Cesar, un autre élève de l'école, me dit:"Je veux aller aux Etats-Unis, ma mère est là-bas, j'habite avec ma grand-mère, je veux aller dans la ville de Paris". La géographie est confuse pour la majorité, qui n' a pas quitté l'Etat du Guerrero, mais la volonté de partir est forte. Petit à petit, le choix d'une vie frugale dans la communauté indigène de "Llanos del Carmen" semble illusoire et montre son vrai visage: la misère.

Le lien que la communauté a avec la Terre Mère est fort, mais il ne fait pas disparaître le sentiment de pauvreté de cette population qui voit la modernité autour d'elle-même sans pouvoir la toucher; entre le devoir de vivre "traditionnellement" ou plutôt, dans la misère, et celui de continuer à faire de beaux vêtements sans se plaindre.

De plus, si certaines communautés autochtones aspirent à vivre de façon autonome, d'autres comme la communauté de "Llanos del Carmen" sont marginalisées, sans services publics comme l'éducation ou les soins de santé; la seule école secondaire de la communauté dispose de salles de classe grâce aux parents d'élèves qui se consacrent à leur construction.

D'une certaine manière, cette exclusion subie est le résultat de la logique capitaliste qui entre dans la communauté en créant de nouvelles aspirations dans la communauté, ainsi qu'un sentiment de pauvreté face à tout ce que les autres ont. Ces nouvelles aspirations détruisent le mode de vie traditionnel des Amuzgo.

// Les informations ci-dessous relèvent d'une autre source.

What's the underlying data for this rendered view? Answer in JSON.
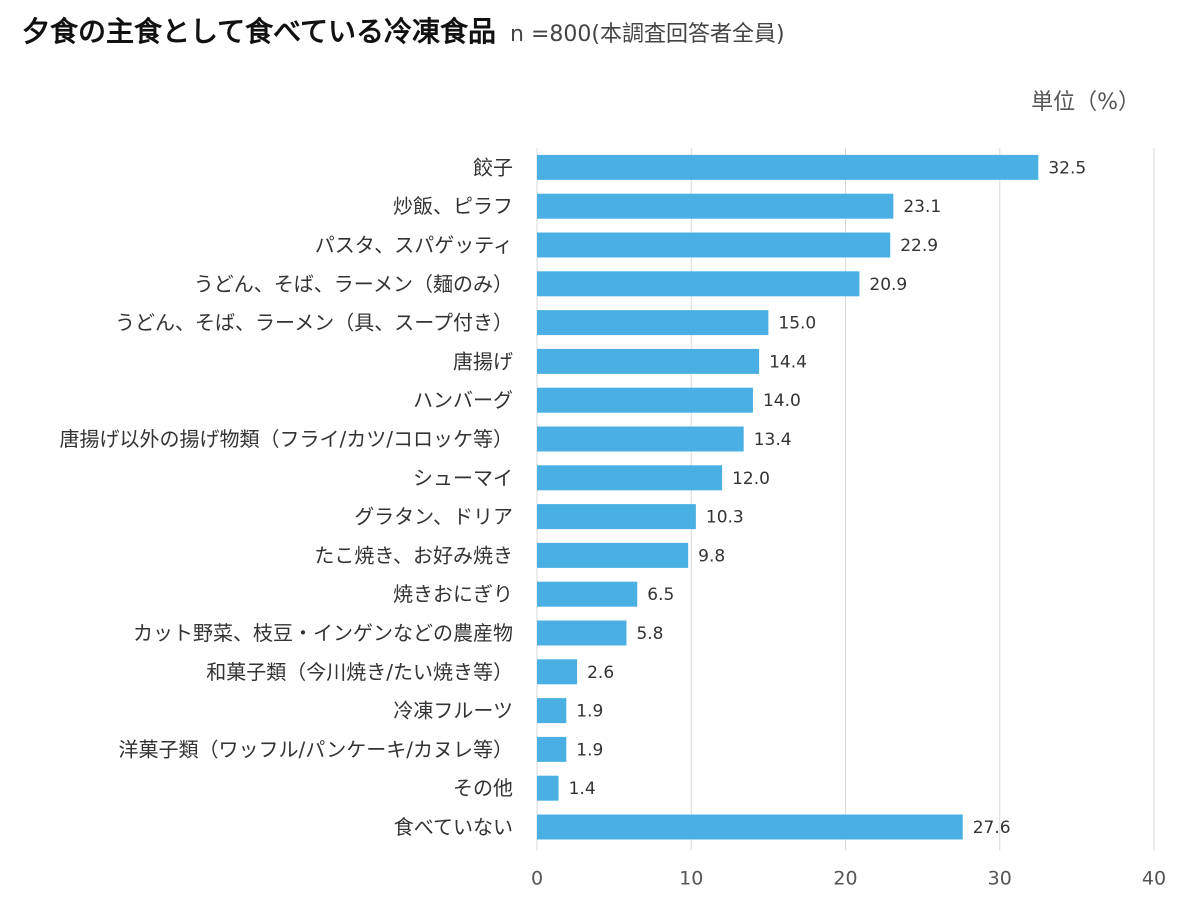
{
  "header": {
    "title": "夕食の主食として食べている冷凍食品",
    "subtitle": "n =800(本調査回答者全員)",
    "unit": "単位（%）"
  },
  "colors": {
    "bar": "#4ab0e3",
    "grid": "#d9d9d9"
  },
  "chart_data": {
    "type": "bar",
    "orientation": "horizontal",
    "title": "夕食の主食として食べている冷凍食品",
    "xlabel": "",
    "ylabel": "",
    "xlim": [
      0,
      40
    ],
    "xticks": [
      0,
      10,
      20,
      30,
      40
    ],
    "grid": true,
    "categories": [
      "餃子",
      "炒飯、ピラフ",
      "パスタ、スパゲッティ",
      "うどん、そば、ラーメン（麺のみ）",
      "うどん、そば、ラーメン（具、スープ付き）",
      "唐揚げ",
      "ハンバーグ",
      "唐揚げ以外の揚げ物類（フライ/カツ/コロッケ等）",
      "シューマイ",
      "グラタン、ドリア",
      "たこ焼き、お好み焼き",
      "焼きおにぎり",
      "カット野菜、枝豆・インゲンなどの農産物",
      "和菓子類（今川焼き/たい焼き等）",
      "冷凍フルーツ",
      "洋菓子類（ワッフル/パンケーキ/カヌレ等）",
      "その他",
      "食べていない"
    ],
    "values": [
      32.5,
      23.1,
      22.9,
      20.9,
      15.0,
      14.4,
      14.0,
      13.4,
      12.0,
      10.3,
      9.8,
      6.5,
      5.8,
      2.6,
      1.9,
      1.9,
      1.4,
      27.6
    ],
    "value_labels": [
      "32.5",
      "23.1",
      "22.9",
      "20.9",
      "15.0",
      "14.4",
      "14.0",
      "13.4",
      "12.0",
      "10.3",
      "9.8",
      "6.5",
      "5.8",
      "2.6",
      "1.9",
      "1.9",
      "1.4",
      "27.6"
    ]
  }
}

Dans ce nouveau paradigme capitaliste, les indigènes sont condamnés à la misère avec la façade hypocrite de la protection de leur mode de vie traditionnel. D'un autre côté, leurs aspirations sont d'avoir accès aux mêmes choses que leurs voisins, avec la possibilité de parler leur langue et de faire vivre leur culture. La culture du tissage suivrait pour certains, mais pas dans la situation actuelle de nécessité vitale que l'on peut résumer comme "tisser ou mourir".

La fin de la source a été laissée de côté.